‘Why Didn’t I Learn This in High School?’: Financial Math Class Feature

Central Kitsap High School’s financial math class is a student’s one stop for personal finance education and literacy.

Lance Coyer sits down with a student to assist them with an assignment in his financial math class.

by Jada Cowley, Reporter, Assistant Editor

Transitioning into adult life post-high school can be exceedingly difficult, especially when having to undertake new pressures and responsibilities like preparing for college, moving out, entering the workforce, and independently managing personal finances for the first time.  

According to the U.S. Bureau of Labor Statistics, 61.8% of high school graduates ages 16 to 24 enrolled in colleges or universities in 2021. Data also shows that 20 years after entering post-secondary education, half of student borrowers still owe $20,000 each on outstanding loan balances.

Students are stepping out of high school and into debt. Almost every area of industry that the majority of young adults will nearly immediately encounter, like the car and housing market, are reaching an all-time high. With this all in mind, it’s more important than ever for high school students to feel adequately prepared to make these kinds of decisions as they are faced with them. 

At Central Kitsap High School, math and personal finance teacher Lance Coyer is here to help students do just that. Coyer has been teaching financial math for approximately nine years – a course that he claims answers the question that every math student has found themselves asking at some point, “When are we ever going to use this?” 

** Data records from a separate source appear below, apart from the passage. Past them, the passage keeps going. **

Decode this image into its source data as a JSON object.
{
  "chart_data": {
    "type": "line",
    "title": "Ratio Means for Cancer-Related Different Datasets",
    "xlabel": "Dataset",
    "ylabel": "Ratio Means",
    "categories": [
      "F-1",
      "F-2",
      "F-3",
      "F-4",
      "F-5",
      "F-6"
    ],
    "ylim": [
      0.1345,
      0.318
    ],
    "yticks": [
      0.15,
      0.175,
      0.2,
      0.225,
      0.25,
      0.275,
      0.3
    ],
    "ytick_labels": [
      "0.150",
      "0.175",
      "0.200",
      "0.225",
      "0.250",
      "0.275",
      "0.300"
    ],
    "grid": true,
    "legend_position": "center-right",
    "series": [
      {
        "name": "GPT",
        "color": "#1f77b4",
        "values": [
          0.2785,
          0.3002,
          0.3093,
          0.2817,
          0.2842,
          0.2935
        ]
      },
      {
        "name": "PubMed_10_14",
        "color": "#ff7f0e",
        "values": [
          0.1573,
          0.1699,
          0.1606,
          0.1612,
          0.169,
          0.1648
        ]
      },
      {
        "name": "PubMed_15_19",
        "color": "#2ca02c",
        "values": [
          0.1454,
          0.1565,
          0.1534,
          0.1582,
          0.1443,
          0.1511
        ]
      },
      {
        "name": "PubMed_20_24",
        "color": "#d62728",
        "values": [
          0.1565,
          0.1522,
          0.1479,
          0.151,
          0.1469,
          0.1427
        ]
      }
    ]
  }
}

“The class covers everything from budgeting; figuring out your monthly budget, to looking at what’s your monthly payment on a student loan, to what are the terms on a loan, and we’re getting into filling in check registers, balancing checks and balancing your accounts, filling in spreadsheets, writing spreadsheet formulas, and we’ve currently just finished a section on employment,” said Coyer. 

While the class puts more of an emphasis on teaching financial skills that can be utilized after graduation, many of the lessons can be useful in a student’s current everyday life as well. Students often start their first jobs in high school, and can learn how to calculate pay, benefits, and file tax forms through financial math.

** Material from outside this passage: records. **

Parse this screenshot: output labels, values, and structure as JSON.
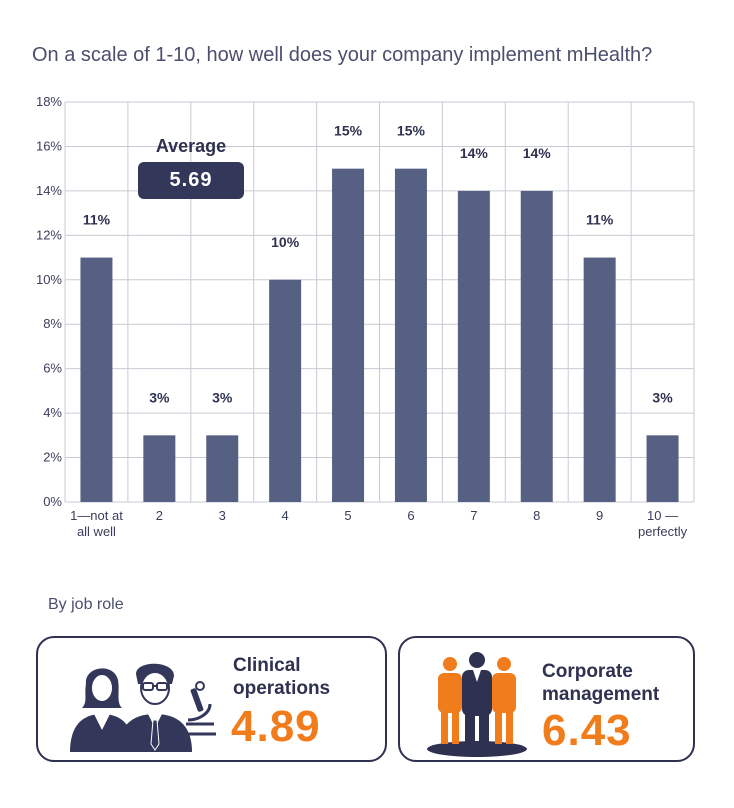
{
  "title": "On a scale of 1-10, how well does your company implement mHealth?",
  "average": {
    "label": "Average",
    "value": "5.69"
  },
  "by_role_label": "By job role",
  "roles": [
    {
      "line1": "Clinical",
      "line2": "operations",
      "value": "4.89"
    },
    {
      "line1": "Corporate",
      "line2": "management",
      "value": "6.43"
    }
  ],
  "colors": {
    "bar": "#566082",
    "accent": "#f07c1c",
    "dark": "#2e3150"
  },
  "chart_data": {
    "type": "bar",
    "title": "On a scale of 1-10, how well does your company implement mHealth?",
    "categories": [
      [
        "1—not at",
        "all well"
      ],
      [
        "2"
      ],
      [
        "3"
      ],
      [
        "4"
      ],
      [
        "5"
      ],
      [
        "6"
      ],
      [
        "7"
      ],
      [
        "8"
      ],
      [
        "9"
      ],
      [
        "10 —",
        "perfectly"
      ]
    ],
    "values": [
      11,
      3,
      3,
      10,
      15,
      15,
      14,
      14,
      11,
      3
    ],
    "data_labels": [
      "11%",
      "3%",
      "3%",
      "10%",
      "15%",
      "15%",
      "14%",
      "14%",
      "11%",
      "3%"
    ],
    "yticks": [
      "0%",
      "2%",
      "4%",
      "6%",
      "8%",
      "10%",
      "12%",
      "14%",
      "16%",
      "18%"
    ],
    "ylim": [
      0,
      18
    ],
    "xlabel": "",
    "ylabel": "",
    "grid": true
  }
}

Lance Coyer and a student engage in conversation during his first period financial math class. (Jada Cowley)

Kai Boydon, senior at CKHS, has enjoyed the practicality and applicability of the course. “We did down payments. I found that pretty practical, I was thinking of actually buying a new trumpet, and then I was considering the plan where you pay monthly,” said Boydon.

“And I was looking at like, what’s this down payment? How much do I have to pay per month? How much and how long am I going to be paying for this?”

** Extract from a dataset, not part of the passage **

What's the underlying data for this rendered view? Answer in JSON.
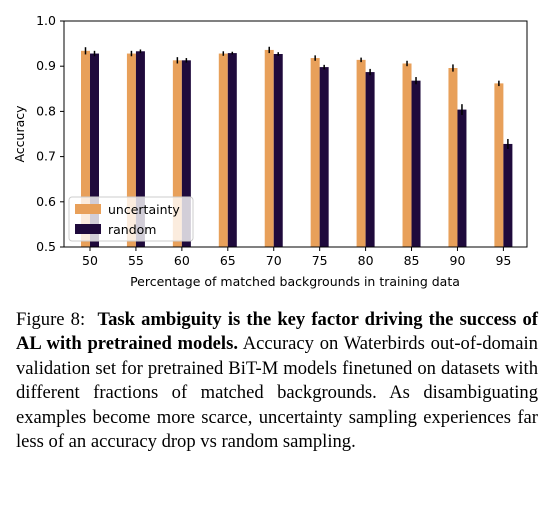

In addition to lectures, students work on a variety of projects throughout the course. Last year, the class worked on a project all about housing. Coyer gave each student a hypothetical six months income worth of savings and instructed them to furnish a house. More recently, they worked on a project about buying a car; students researched different types of cars, maintenance costs, and mileage.

“I’m definitely going to see driving differently,” said Vassilisa Joslyn, junior at CKHS. “We had the big lesson on driving cars, and he taught us how to calculate reaction distance and how far our car travels with your reaction to realizing you need to press on the brake, and then how fast the car will stop after the break. I feel like I’m definitely going to think of that every time I’m driving now.” 

Though the class was originally an elective, Coyer successfully pushed for the course to also be accepted and advertised as a third math credit. Around eight years ago, Coyer began adding material to the course and found a new textbook that qualified the class to count as a math credit under the state’s CTE requirements. Financial math is a year-long course that counts for a total of 1.6 credits, and can grant college credit and a CTE credit in Business and Marketing. 

So far, Boydon feels that financial math has aided him in thinking deeper about purchasing habits and his future. “Just making good decisions with your money like knowing when to buy this, or don’t buy this – all that stuff, and really just thinking about the future. If I want to get this thing, do I have enough money to sustain myself and pay for said item?”

“Finance, I feel like, is one of the essential life skills that everyone needs to know. If you can be financially stable and free, I’m sure your life will be a lot easier,” said Boydon. 

Joslyn states that she would definitely recommend the class to other students at Central Kitsap High School. 

A group of students work on their financial math assignments. The class incorporates a mix of practice work, projects, and tests. (Jada Cowley)

“I know a lot of people are complaining about how school doesn’t teach you how to handle financial situations when you graduate, and I understand the school doesn’t require this class, but I feel like this does a wonderful job of doing that. I know people take economics to do that, and I took economics last semester and it was an interesting class. I just feel like it doesn’t prepare you for the future as much as this class does.”